In the course of an infection and over an epidemic, pathogens naturally accumulate random mutations to their genomes. This is an inevitable consequence of error-prone genome replication. By reconstructing a phylogeny, we can learn about important epidemiological phenomena such as spatial spread, introduction timings and epidemic growth rate.
More information on our ongoing SARS-CoV-2 sequencing efforts in partnership with CoVSeQ can be found here:
CoVSeQ is a partnership between the Institut National de Santé Publique du Québec (INSPQ) and the McGill Genome Center to sequence the viral genome of Quebec patients with COVID-19 disease. The viral samples are taken from a Quebec viral biobank, termed the CoVBanQ, which is hosted in the Laboratoire de Santé; Publique du Québec (LSPQ).
Murall et al. Genome Med. 2021 Oct 28;13(1):169
Identification of inversion breakpoints is easily possible with long read nanopore sequencing. Shown in the image below is the characterization of white pupae mutations in insect pest species. Mass releases of sterilized male insects have helped suppress insect pest populations since the 1950s. A key phenotype white pupae has been used for decades to selectively remove fertile insect females before releases of sterilized males, yet the gene responsible. Using nanopore sequencing wild type EgII fly assembly was plotted vs the mutant D53 fly assembly.
The D53 assembly breaks its homology with the EgII assembly at the 17.4 Mbp position of scaffold 5 and continues further at position 53.84 Mbp, providing identification of candidate breakpoints. Nanopore reads aligned against the EgII Ccap 3.2 genome reference scaffold 5. Nanopore reads align perfectly to the EgII reference without breaks.
Ward et al. Nat Commun. 2021; 12: 491.
Structural variants (SVs) are known to play an important role in many cancers including childhood brain tumours such as juvenile pilocytic astrocytomas (JPAs). A 2.4Mb tandem duplication of 7q34 occurs in 60-70% of JPA and results in a fusion between KIAA1549 and BRAF. Other JPAs have been found to have BRAF fusions with a host of other fusion partners. These SVs are difficult to call using standard Illumina reads since the read length is much smaller than the variants of interest. One potential solution is the use of long-read technologies such as Nanopore. The KIAA1549-BRAF fusion is supported by 16 reads.
Repetitive regions that are commonly found in bacterial genomes and plasmids make de novo assembly with short reads nearly impossible. Long read nanopore technology aids in overcoming these repetitive regions and builds a scaffold. This greatly helps with chromosome assembly and detection of plasmids. However, hybrid assembly is currently the superior method to obtain both long read scaffolding in addition to high read accuracy. With this method, we could assemble the Salmonella chromosome and we identified 4 plasmids with up to 100% accuracy to known plasmids.
DIRECT RNA SEQUENCING
RNA sequencing using next-generation sequencing technologies (NGS) is currently the standard approach for gene expression profiling, particularly for large-scale high-throughput studies.

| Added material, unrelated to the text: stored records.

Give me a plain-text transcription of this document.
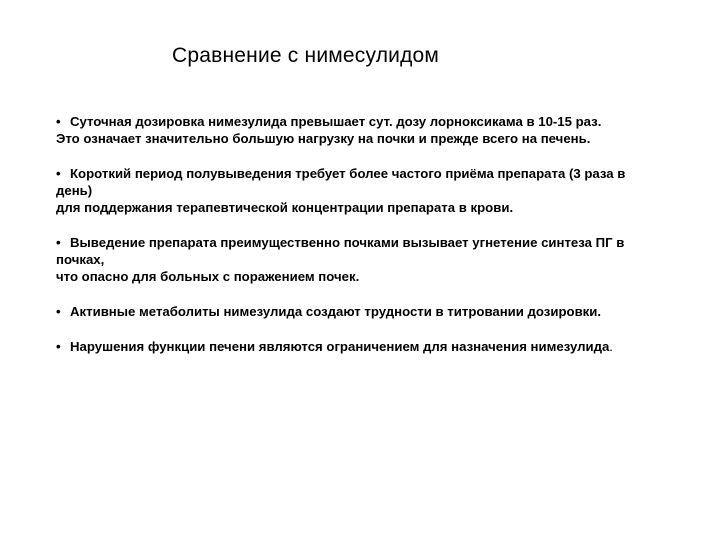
Сравнение с нимесулидом
• Суточная дозировка нимезулида превышает сут. дозу лорноксикама в 10-15 раз.
Это означает значительно большую нагрузку на почки и прежде всего на печень.
• Короткий период полувыведения требует более частого приёма препарата (3 раза в
день)
для поддержания терапевтической концентрации препарата в крови.
• Выведение препарата преимущественно почками вызывает угнетение синтеза ПГ в
почках,
что опасно для больных с поражением почек.
• Активные метаболиты нимезулида создают трудности в титровании дозировки.
• Нарушения функции печени являются ограничением для назначения нимезулида.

Single molecule, long-read RNA-Seq technologies have enabled new approaches to study the transcriptome and its function. The shift toward long-read sequencing technologies for transcriptome characterization is based on current increases in throughput and decreases in cost, making these attractive for de novo transcriptome assembly, isoform expression quantification, and in-depth RNA species analysis. These types of analyses were challenging with standard short sequencing approaches, due to the complex nature of the transcriptome, which consists of variable lengths of transcripts and multiple alternatively spliced isoforms for most genes, as well as the high sequence similarity of highly abundant species of RNA, such as rRNAs. These new sequencing tools have opened new ways in understanding gene functions at the tissue, network, and pathway levels, as well as their detailed functional characterization. Analysis of the epi-transcriptome, including RNA methylation and modification and the effects of such modifications on biological systems is now enabled through direct RNA sequencing instead of classical indirect approaches. However, many difficulties and challenges remain, such as methodologies to generate full-length RNA or cDNA libraries from all different species of RNAs, not only poly-A containing transcripts, and the identification of allele-specific transcripts due to current error rates of single molecule technologies, while the bioinformatics analysis on long-read data for accurate identification of 5′ and 3′ UTRs is still in development.